Apple Pay may or may not discomfit PayPal, which currently processes the most online transactions in the U.S., and its parent, eBay, whose revenues now depend on PayPal fees, not auction sales. In fact, it might help PayPal by encouraging us to use our phones when we buy, offering a lift to all boats in the mobile payment ocean. What it will certainly do is extend Apple into regions of our lives and habits the company has heretofore left alone.

Apple was once firmly branded a company for creatives, for the ones who “think different,” as its famous tag line would have it. Now Apple has come to represent a totalizing design-driven consumer lifestyle; its purview has stretched to encompass everything from the new U2 album you download on your MacBook for free to the means by which you send your money to Target when you buy a minimalist white duvet cover. Removing material obstacles from day-to-day life, optimizing radically and doing so in the name of iconoclasm is a claim no other technology brand can make so convincingly.

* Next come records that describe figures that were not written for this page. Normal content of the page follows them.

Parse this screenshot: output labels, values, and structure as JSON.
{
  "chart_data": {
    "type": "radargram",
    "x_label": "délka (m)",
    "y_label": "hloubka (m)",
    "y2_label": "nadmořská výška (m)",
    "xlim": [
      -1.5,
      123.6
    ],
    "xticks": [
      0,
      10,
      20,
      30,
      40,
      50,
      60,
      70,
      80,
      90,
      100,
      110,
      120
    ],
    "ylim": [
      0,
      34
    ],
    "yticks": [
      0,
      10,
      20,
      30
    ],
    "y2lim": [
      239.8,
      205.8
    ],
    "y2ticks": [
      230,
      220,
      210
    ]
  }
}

Another, larger perspective on the importance of Apple Pay is possible here, one that comments on the world outside of Apple itself. Over the next few years, we’ll continue to see the disappearance of material currency, and its symbolic exchange as coins, then as paper currency, then as checks, then as charge cards. Few appreciate that the credit card is more than half a century old: The charge card and the credit card were introduced in the 1950s; then came the march of online banking and Bitcoin. It’s not hard to foresee a future in which cash — or even a paystub and the concomitant brick-and-mortar bank — is as unfamiliar to younger generations as postage stamps. That Apple has thrown its weight into the destruction of the wallet is only more convincing proof that this will occur. The idea behind all of this innovation, after all, is to make life easier, to allow us to refocus on our own inner narrative instead of fumbling around at the barista counter with the material accoutrements of our identity — including our wealth — that we carry around.

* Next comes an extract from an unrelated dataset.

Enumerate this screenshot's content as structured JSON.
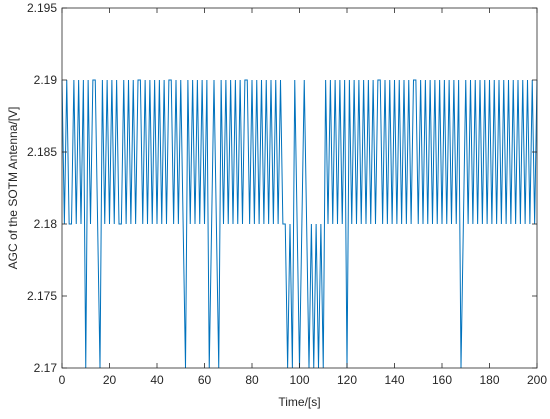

Has Apple rendered the plastic credit card obsolete? Not so fast. Like the coin currencies our ancestors wore as necklaces many millennia ago, those very same totems of our wealth have more than instrumental value. Lesser sociologists than Claude Lévi-Strauss would be needed to observe that it would be hard to imagine financiers rushing to swap their Black Cards for invisible air play payment apps, just to save the inefficiency of throwing down heavy black plastic — sorry, anodized titanium — on the nightclub table. To the contrary, some might say that’s the point.